Nous n’avions qu’une quarantaine de kilomètres à faire, mais je me demandais pourquoi Long John avait choisi cet endroit précis pour notre rendez-vous. J’eus la réponse en arrivant sur le site. Comme nous arrivions sur le parking du resort, mon téléphone me signala l’arrivée d’un message. Notre financier nous attendait à la terrasse du bar. Nous ne pouvions pas le manquer, il était le seul client.

Je n’avais jamais rencontré mon contact, mais je compris immédiatement l’origine de son surnom. L’homme qui se leva à notre approche devait mesurer près de deux mètres, mais était maigre comme un clou. Il portait une tenue décontractée de golfeur, et un sac de clubs était posé à ses côtés. Je me présentai et justifiai la présence de Jack.

— Je comprends, on ne se sent pas forcément à l’aise avec autant de liquide dans sa voiture, répondit-il. Moi, je suis plus détaché, je ne suis que le porteur de valises. Vous buvez quelque chose, ce serait plus crédible de prendre un moment pour bavarder autour d’un verre.

Je commandai un Perrier et Jack un Dr Pepper.

— Où est l’argent, demandai-je ?

— Keep cool man, j’ai ma voiture à l’œil et il y a des traceurs sur les valises.
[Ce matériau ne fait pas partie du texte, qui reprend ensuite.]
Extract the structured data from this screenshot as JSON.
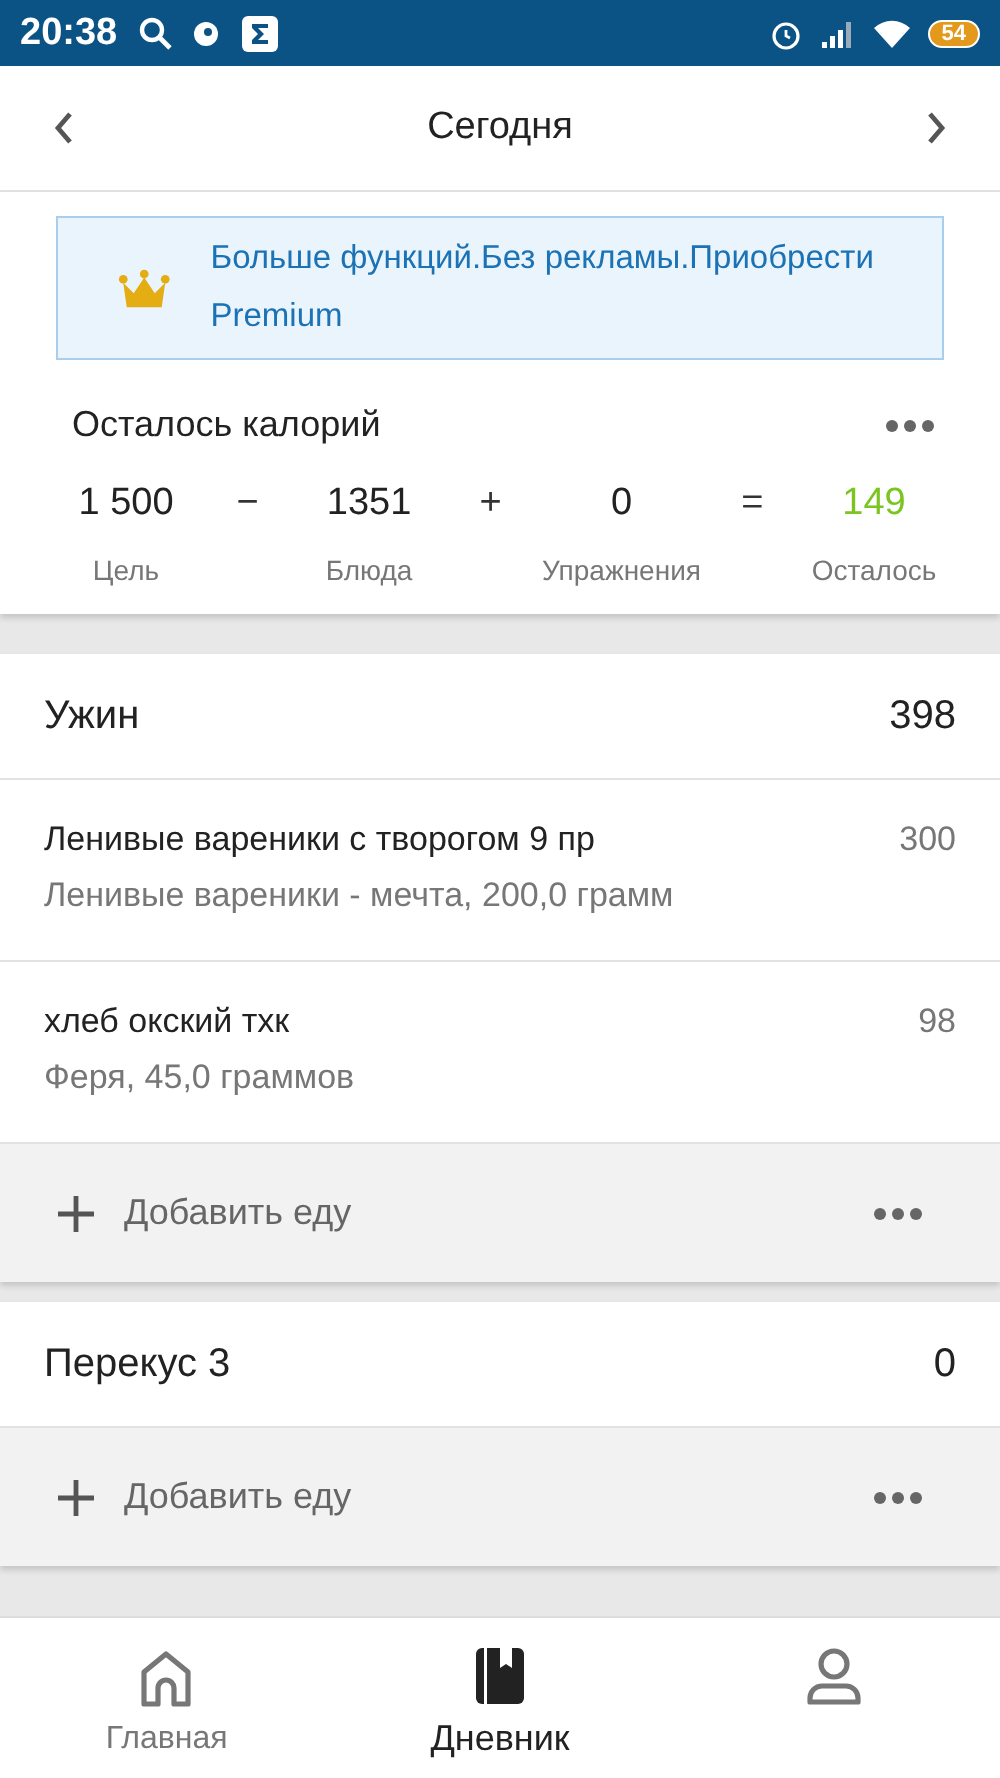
{
  "status_bar": {
    "time": "20:38",
    "battery": "54"
  },
  "header": {
    "title": "Сегодня"
  },
  "banner": {
    "text": "Больше функций.Без рекламы.Приобрести Premium"
  },
  "calories": {
    "title": "Осталось калорий",
    "terms": [
      {
        "value": "1 500",
        "label": "Цель",
        "op": "−",
        "kind": "plain"
      },
      {
        "value": "1351",
        "label": "Блюда",
        "op": "+",
        "kind": "plain"
      },
      {
        "value": "0",
        "label": "Упражнения",
        "op": "=",
        "kind": "plain"
      },
      {
        "value": "149",
        "label": "Осталось",
        "kind": "result"
      }
    ]
  },
  "meals": [
    {
      "name": "Ужин",
      "total": "398",
      "add_label": "Добавить еду",
      "items": [
        {
          "name": "Ленивые вареники с творогом 9 пр",
          "detail": "Ленивые вареники - мечта, 200,0 грамм",
          "calories": "300"
        },
        {
          "name": "хлеб окский тхк",
          "detail": "Феря, 45,0 граммов",
          "calories": "98"
        }
      ]
    },
    {
      "name": "Перекус 3",
      "total": "0",
      "add_label": "Добавить еду"
    }
  ],
  "nav": [
    {
      "kind": "home",
      "label": "Главная",
      "selected": false
    },
    {
      "kind": "diary",
      "label": "Дневник",
      "selected": true
    },
    {
      "kind": "profile",
      "selected": false
    }
  ]
}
— Tu n’as pas eu de mal à réunir la somme ?

— C’est mon business, j’ai toujours un fonds de réserve mobilisable sans préavis. Il n’y a pas eu de transaction dans les dernières quarante-huit heures.

Long John me désigna un petit sac à dos posé sur la chaise à côté de lui.

— C’est le solde du prélèvement, j’ai retenu ma commission. Tu pourras payer tes associés avec ce qui reste. Il y a quatre-vingt mille dollars en coupures usagées.

— Notre ami va sans doute comprendre assez vite qu’il s’est fait arnaquer. Qu’est-ce que tu as prévu pour la phase 2 ? demandai-je.

— Je pense que tu n’as pas besoin de connaître les détails. Dans les grandes lignes, certains services vont recevoir des informations anonymes, mais très précises sur les affaires de ce cher Pablo. Je ne doute pas qu’il se désintéresse très vite de ta petite affaire pour consacrer beaucoup de temps aux siennes. Ses avocats vont avoir du travail pendant un bon moment.

Durant notre conversation, Jack s’était éloigné pour respecter notre intimité. J’appréciai cette attitude très professionnelle. Il revint quelques minutes plus tard avec un prospectus à la main.

— Joli parcours, si on aime jouer dans le désert, bien sûr. Le green-fee* n’est pas donné, deux cents dollars, mais la vue est superbe.

— Je vais faire dix-huit trous cet après-midi avant de rentrer. J’avais envie de découvrir ce parcours, pour changer un peu de Palm Springs. Vous ne m’en voudrez pas de vous avoir fait faire un peu de route ?

— Pas de problème, on te donne le signal dès que l’échange a été conclu et tu lances la suite.

— Suivez-moi à la voiture. Je vais vous donner les valises.

— Tu es garé où ? demanda-Jack.

— La Tesla S rouge, aux bornes de recharge.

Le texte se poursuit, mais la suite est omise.